7. Dava konusu taşınmazın kamulaştırmadan arta kalan kısmında;...Çevre Yolu yapımı nedeniyle yol ile taşınmaz arasındaki kot farkı ve taşınmaza başkaca ulaşım imkanı olup olmadığı hususları da dikkate alınarak değer kaybı olup olmayacağı hakkında bilirkişi kurulundan gerekçeli ek rapor alınarak sonucuna göre karar verilmesi gerekirken eksik inceleme ile karar verilmesi isabetsizdir.

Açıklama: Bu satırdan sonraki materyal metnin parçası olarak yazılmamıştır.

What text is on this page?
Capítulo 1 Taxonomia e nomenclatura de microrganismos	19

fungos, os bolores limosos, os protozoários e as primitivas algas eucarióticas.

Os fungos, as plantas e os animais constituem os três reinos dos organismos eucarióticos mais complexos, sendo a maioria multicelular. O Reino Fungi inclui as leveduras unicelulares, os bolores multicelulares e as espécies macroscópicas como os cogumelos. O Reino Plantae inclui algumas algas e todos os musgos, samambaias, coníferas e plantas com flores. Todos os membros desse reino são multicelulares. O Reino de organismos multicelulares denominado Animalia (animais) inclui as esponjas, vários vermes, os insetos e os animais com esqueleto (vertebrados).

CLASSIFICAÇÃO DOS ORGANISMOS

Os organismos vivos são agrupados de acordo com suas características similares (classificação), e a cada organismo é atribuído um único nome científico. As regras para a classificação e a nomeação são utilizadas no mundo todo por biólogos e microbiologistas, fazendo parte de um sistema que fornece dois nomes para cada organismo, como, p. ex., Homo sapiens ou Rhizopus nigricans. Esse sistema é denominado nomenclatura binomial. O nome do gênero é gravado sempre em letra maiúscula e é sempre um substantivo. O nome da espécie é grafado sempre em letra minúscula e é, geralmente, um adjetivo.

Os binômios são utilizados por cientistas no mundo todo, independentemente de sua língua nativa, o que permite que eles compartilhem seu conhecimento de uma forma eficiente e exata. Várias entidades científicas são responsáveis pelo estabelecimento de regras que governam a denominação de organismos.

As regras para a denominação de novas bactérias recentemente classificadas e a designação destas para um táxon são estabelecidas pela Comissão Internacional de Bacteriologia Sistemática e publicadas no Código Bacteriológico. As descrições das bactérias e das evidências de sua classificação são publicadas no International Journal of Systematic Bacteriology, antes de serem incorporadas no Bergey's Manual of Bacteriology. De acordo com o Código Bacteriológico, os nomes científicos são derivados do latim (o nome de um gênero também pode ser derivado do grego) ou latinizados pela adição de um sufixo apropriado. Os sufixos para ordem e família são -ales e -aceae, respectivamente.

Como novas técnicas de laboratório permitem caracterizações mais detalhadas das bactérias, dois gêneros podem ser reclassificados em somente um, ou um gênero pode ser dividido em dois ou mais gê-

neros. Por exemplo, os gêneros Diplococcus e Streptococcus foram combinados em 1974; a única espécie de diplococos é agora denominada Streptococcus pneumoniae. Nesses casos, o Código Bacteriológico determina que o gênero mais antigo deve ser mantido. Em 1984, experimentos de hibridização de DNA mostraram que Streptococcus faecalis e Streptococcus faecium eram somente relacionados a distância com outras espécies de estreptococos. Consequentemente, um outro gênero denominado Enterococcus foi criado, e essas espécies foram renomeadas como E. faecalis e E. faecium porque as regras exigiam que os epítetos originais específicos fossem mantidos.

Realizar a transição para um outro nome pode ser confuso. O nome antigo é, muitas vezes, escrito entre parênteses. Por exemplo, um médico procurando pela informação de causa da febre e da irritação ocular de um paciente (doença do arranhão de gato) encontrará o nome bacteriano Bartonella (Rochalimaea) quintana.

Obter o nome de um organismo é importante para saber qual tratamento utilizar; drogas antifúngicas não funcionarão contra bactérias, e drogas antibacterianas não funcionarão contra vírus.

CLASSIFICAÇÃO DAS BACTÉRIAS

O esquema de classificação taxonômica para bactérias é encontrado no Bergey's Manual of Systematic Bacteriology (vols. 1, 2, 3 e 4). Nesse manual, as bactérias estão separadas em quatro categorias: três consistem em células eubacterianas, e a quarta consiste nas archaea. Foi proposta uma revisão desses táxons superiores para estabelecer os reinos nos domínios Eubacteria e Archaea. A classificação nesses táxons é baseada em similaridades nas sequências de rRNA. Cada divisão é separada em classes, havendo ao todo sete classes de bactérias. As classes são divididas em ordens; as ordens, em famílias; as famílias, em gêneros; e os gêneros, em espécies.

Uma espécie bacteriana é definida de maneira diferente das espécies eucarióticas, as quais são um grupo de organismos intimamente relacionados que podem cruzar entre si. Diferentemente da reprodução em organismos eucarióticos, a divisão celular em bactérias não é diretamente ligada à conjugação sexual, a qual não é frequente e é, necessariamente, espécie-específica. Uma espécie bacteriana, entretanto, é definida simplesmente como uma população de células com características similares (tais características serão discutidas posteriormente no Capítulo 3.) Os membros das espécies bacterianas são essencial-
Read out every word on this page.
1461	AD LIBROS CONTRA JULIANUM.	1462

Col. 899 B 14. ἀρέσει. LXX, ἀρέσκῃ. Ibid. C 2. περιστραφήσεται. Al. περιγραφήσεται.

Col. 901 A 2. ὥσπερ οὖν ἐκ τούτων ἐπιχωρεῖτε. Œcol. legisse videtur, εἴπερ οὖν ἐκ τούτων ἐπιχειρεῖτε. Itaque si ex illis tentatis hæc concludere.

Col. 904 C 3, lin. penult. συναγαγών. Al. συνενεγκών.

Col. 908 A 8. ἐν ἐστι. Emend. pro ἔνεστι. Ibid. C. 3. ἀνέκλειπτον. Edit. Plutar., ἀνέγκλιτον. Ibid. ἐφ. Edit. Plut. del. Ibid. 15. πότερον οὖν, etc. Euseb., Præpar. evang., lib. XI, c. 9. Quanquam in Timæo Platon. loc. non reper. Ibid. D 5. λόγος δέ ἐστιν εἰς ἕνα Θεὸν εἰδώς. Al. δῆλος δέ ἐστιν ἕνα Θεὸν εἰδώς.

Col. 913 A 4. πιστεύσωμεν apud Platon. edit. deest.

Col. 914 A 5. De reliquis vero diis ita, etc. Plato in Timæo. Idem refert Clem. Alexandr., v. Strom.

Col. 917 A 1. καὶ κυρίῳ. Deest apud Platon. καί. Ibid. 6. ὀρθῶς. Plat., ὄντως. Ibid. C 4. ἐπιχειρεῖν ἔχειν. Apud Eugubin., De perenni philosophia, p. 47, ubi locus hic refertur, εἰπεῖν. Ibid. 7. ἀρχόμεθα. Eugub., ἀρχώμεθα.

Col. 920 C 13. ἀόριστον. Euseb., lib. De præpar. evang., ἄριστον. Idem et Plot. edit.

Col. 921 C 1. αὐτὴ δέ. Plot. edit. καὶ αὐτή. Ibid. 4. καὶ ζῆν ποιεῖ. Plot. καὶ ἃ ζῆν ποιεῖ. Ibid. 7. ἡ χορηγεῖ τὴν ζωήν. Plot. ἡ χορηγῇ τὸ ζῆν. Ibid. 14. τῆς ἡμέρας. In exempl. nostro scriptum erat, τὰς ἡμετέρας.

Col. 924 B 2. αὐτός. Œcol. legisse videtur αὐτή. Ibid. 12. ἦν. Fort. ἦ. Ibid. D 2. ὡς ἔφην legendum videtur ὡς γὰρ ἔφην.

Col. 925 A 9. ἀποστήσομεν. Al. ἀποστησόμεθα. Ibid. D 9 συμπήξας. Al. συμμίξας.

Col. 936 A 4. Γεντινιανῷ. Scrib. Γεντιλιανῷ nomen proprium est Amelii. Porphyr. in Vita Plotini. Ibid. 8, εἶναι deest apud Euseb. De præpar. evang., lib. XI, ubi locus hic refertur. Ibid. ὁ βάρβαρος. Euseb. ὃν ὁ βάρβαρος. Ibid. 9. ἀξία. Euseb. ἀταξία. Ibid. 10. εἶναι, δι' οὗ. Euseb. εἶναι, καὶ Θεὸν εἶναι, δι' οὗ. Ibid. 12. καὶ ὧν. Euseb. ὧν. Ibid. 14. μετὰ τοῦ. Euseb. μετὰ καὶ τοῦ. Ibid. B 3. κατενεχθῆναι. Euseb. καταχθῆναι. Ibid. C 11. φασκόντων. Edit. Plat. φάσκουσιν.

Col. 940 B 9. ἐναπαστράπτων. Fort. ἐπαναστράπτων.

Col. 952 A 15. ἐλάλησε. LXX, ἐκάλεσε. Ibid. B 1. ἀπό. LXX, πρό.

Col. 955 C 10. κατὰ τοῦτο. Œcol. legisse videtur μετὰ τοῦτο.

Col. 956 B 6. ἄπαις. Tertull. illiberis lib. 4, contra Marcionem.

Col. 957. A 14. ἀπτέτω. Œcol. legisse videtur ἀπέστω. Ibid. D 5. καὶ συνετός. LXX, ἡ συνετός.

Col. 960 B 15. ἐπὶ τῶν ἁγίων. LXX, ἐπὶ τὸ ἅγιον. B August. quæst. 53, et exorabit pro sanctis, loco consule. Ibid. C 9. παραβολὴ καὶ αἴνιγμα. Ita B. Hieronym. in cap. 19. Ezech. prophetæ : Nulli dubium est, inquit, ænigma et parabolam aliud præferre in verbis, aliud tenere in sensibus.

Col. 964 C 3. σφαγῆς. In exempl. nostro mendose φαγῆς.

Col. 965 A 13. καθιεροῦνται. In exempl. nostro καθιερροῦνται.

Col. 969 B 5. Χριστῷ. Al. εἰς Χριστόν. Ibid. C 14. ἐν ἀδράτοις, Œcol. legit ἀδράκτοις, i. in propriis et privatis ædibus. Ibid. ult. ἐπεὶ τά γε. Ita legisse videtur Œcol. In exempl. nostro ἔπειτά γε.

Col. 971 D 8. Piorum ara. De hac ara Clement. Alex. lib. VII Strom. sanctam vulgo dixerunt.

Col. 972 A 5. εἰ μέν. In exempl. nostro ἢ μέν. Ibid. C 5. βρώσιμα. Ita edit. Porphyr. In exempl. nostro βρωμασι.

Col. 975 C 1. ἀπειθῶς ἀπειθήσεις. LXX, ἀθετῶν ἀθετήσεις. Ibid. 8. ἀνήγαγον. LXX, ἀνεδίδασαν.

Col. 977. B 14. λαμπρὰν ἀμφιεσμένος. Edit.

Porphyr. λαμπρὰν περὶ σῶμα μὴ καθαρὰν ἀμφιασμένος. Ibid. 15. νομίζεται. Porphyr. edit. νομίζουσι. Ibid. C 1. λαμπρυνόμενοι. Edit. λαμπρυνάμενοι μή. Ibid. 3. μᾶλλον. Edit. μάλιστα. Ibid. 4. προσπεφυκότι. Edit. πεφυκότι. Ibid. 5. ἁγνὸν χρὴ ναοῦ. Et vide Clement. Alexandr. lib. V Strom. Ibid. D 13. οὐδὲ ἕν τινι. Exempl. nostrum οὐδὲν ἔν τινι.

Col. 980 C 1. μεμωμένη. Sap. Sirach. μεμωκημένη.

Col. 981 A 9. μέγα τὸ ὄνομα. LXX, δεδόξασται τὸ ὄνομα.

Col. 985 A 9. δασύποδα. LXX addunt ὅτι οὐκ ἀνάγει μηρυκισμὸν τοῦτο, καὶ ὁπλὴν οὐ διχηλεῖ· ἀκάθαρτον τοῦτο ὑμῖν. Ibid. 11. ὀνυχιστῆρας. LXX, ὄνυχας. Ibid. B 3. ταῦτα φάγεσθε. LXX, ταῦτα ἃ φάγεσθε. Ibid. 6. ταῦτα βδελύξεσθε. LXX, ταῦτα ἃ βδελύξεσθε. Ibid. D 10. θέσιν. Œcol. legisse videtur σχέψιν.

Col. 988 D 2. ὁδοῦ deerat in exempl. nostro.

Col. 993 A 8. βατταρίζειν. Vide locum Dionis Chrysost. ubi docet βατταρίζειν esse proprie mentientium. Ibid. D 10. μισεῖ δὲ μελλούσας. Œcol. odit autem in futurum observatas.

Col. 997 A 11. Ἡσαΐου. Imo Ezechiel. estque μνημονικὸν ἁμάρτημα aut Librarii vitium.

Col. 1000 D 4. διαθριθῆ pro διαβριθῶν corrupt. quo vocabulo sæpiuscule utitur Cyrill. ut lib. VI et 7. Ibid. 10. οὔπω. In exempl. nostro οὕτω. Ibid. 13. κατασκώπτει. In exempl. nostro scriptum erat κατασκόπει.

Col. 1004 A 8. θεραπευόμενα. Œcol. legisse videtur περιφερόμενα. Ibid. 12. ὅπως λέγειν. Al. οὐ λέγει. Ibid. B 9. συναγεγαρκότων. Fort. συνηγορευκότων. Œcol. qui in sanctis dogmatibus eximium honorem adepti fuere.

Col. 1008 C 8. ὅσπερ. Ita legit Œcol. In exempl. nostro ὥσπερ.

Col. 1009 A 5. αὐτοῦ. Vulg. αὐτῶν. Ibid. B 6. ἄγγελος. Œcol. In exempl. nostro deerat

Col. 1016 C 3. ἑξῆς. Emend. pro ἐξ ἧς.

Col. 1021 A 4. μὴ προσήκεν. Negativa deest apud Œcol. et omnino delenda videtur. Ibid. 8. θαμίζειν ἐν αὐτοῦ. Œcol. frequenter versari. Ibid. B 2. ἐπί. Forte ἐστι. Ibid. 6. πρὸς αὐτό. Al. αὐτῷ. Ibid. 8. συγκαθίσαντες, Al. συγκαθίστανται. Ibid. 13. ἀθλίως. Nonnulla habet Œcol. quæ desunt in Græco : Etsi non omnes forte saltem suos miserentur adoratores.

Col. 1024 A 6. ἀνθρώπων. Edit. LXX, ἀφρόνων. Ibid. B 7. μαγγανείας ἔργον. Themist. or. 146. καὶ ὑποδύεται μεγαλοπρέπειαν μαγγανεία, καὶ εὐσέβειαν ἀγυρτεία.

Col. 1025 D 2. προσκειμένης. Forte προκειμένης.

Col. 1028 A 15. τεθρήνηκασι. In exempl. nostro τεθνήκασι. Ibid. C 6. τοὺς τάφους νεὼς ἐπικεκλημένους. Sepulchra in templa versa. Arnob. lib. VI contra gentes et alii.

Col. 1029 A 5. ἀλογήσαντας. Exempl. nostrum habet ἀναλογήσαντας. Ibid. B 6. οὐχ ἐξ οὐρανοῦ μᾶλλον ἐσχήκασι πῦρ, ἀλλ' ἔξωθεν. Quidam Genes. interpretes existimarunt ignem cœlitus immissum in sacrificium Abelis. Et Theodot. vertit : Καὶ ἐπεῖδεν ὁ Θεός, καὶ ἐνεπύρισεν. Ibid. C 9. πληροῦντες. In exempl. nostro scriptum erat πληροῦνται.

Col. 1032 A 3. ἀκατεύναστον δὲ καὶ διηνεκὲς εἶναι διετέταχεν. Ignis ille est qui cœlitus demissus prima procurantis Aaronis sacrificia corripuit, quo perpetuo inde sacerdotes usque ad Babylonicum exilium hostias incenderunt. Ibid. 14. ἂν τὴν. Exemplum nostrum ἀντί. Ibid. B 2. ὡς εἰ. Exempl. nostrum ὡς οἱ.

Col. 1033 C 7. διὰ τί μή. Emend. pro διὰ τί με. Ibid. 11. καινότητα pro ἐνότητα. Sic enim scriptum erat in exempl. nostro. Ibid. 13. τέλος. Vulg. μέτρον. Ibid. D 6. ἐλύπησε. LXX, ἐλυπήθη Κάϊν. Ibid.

8. Anayasa Mahkemesinin 27/11/2020 tarihli ve 31317 sayılı Resmi Gazete'de yayımlanan 16.07.2020 tarih 2018/104 Esas, 2020/39 Karar sayılı kararı ile 7139 sayılı Kanunla Değişik 2942 sayılı Kanun'un 10 uncu maddesinin sekizinci fıkrasının dördüncü cümlesi; “idarenin kıymet takdir komisyonunca tespit edilen bedelden az olması durumunda hâkim tarafından tespit edilen bedel, fazla olması durumunda idarenin kıymet takdir komisyonunca tespit ettiği bedel, peşin ve nakit olarak hak sahibi adına, kalanı ise bedele ilişkin kararın kesinleşmesine kadar üçer aylık vadeli hesapta nemalandırılmak ve kesinleşen karara göre hak sahibine verilmek üzere” bölümü ile yedinci cümlesinde yer alan “idarenin kıymet takdir komisyonunca tespit ettiği bedelden fazla olması halinde fazla olan tutarın bloke edildiğine” ibaresinin Anayasa’ya aykırı olduğu ve iptal edildiği nazara alınarak hüküm kurulması gerektiğinin düşünülmemesi bozmayı gerektirir.
VII. KARAR
Açıklanan sebeplerle;
Taraf vekillerinin temyiz itirazlarının kabulü ile yukarıda açıklanan nedenlerle İlk Derece Mahkemesi kararının BOZULMASINA,
Davalı kendisini vekil ile temsil ettirdiğinden 21.09.2023 tarihinde yürürlüğe giren Avukatlık Asgari Ücret Tarifesi gereğince belirlenen 17.100,00 TL duruşma vekâlet ücretinin davacı idareden alınarak davalı tarafa ödenmesine,
Davalıdan peşin alınan temyiz harcının istek hâlinde ilgiliye iadesine,
21.05.2024 tarihinde oy birliğiyle karar verildi.